Trois exemples parmi d'autres. Installés de longue date ou encore étudiants, généralistes ou spécialistes, libéraux ou hospitaliers, comme les autres professionnels de santé, les médecins n'échappent pas à la folie planétaire des journaux en ligne. Certes, au regard des quelque 5 millions de blogs créés en France (selon une enquête de Médiamétrie datée de juin 2007), la soixantaine de « doc-blogs » -recensement sur le site medecine2.0 semble bien modeste. « Les sites médicaux se comptent par centaines mais le nombre de blogs individuels de praticiens est assez limité », confirme Gaétan Kerdelhué de l'équipe CISMeF (catalogue et index des sites médicaux francophones), du CHU de Rouen, qui a participé à la création du site medecine.2.0.
Mais les médecins blogueurs sont, en tout cas pour certains, particulièrement actifs, et leurs sites, enrichis quotidiennement ou presque, sont très populaires.
Le blogdupetitdocteur reçoit ainsi 300 à 500 visites par jour, selon son enthousiaste créateur, le Dr Guillaume Lardéchois (écouter ci–contre). Même succès pour grangeblanche, le blog de Lawrence Passmore, pseudo d'un trentenaire spécialiste en médecine cardio-vasculaire, exerçant dans la région lyonnaise.
Le blog comme haut-parleur
Informations médicales ou de santé publique, coups de gueule (sur les visiteurs médicaux, la Sécu…), agacements devant le sans gêne de certains patients, mais aussi désarroi devant des maladies graves, la misère et la mort… Dans leur journal souvent anonyme, les médecins n'hésitent pas à tomber le masque. « On raconte des situations auxquelles on est confronté et dont il n'est pas facile de parler à son conjoint ou ses amis », note Guillaume Lardéchois. Un moyen de rompre une certaine solitude, donc. Mais le blog n'est pas qu'un exutoire. Il suffit de voir la diversité des sujets abordés : politique, culture... «J'essaie de faire une relecture de l'actualité. En fait, on est des citoyens avec un stétho autour du cou », continue ce généraliste.
« Le blog c'est un haut-parleur, cela me permet d'aborder des sujets qui me tiennent à c½ur, renchérit Lawrence Passmore. En ce moment par exemple, je m'intéresse au micro crédit, alors j'en parle sur grangeblanche». Effectivement, en date du 5 décembre, il consacre un article très détaillé au site kiva.org, qui permet aux citoyens de prêter de l'argent à des entrepreneurs de tout poil et de toutes origines géographiques.

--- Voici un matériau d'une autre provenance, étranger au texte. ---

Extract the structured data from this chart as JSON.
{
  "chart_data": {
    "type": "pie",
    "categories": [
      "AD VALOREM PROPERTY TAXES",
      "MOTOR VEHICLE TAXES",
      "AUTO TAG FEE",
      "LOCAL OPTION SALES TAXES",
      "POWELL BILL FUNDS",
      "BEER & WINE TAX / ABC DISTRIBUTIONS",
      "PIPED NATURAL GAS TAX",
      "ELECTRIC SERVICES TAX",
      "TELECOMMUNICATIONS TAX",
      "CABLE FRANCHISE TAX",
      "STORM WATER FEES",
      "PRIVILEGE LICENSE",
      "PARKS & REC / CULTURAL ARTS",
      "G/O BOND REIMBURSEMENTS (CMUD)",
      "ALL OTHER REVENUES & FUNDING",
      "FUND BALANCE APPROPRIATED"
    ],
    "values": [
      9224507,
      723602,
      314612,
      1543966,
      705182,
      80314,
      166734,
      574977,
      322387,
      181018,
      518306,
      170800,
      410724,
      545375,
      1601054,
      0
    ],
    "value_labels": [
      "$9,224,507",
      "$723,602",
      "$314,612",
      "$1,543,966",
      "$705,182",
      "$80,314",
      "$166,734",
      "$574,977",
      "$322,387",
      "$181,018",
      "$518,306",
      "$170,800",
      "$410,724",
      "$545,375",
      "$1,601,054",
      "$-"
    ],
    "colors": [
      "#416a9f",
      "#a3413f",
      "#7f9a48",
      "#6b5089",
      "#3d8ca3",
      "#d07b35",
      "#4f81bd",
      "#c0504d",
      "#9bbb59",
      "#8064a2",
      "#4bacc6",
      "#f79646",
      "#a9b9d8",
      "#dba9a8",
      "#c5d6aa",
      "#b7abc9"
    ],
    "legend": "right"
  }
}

Passionné par cette nouvelle activité (il écrit tous les jours), Lawrence Passmore la voit comme une deuxième vie, l'occasion de rencontres (virtuelles) inattendues et enrichissantes . C'est ainsi qu'il est en contact régulier avec d'autres médecins blogueurs (qui semblent en fait former une sorte de « communauté », chacun référençant au moins une dizaine de sites de confrères dans ses blogs préférés). Il y a aussi les échanges, parfois passionnants avec ceux, fidèles ou non du blog, qui postent leurs commentaires sur les sujets du jour.
Si quelques docblogueurs connus, tels Christian Lehmann écrivent sous leur véritable nom, la plupart préfèrent prendre un pseudo. Une discrétion qui permet de ne pas fausser les rapports avec leurs patients, disent-ils, et d'avoir une parole plus libre, sans crainte de se faire rappeler à l'ordre par des mécontents. « Il faut rester respectueux des confrères et des malades, ils ne doivent pas être reconnus », insiste Lawrence Passmore. Faute d'avoir respecté ces obligations déontologiques, quelques médecins et étudiants auraient été contraints à la fermeture de leur blog, leur hiérarchie et collègues n'ayant guère apprécié les critiques au grand jour.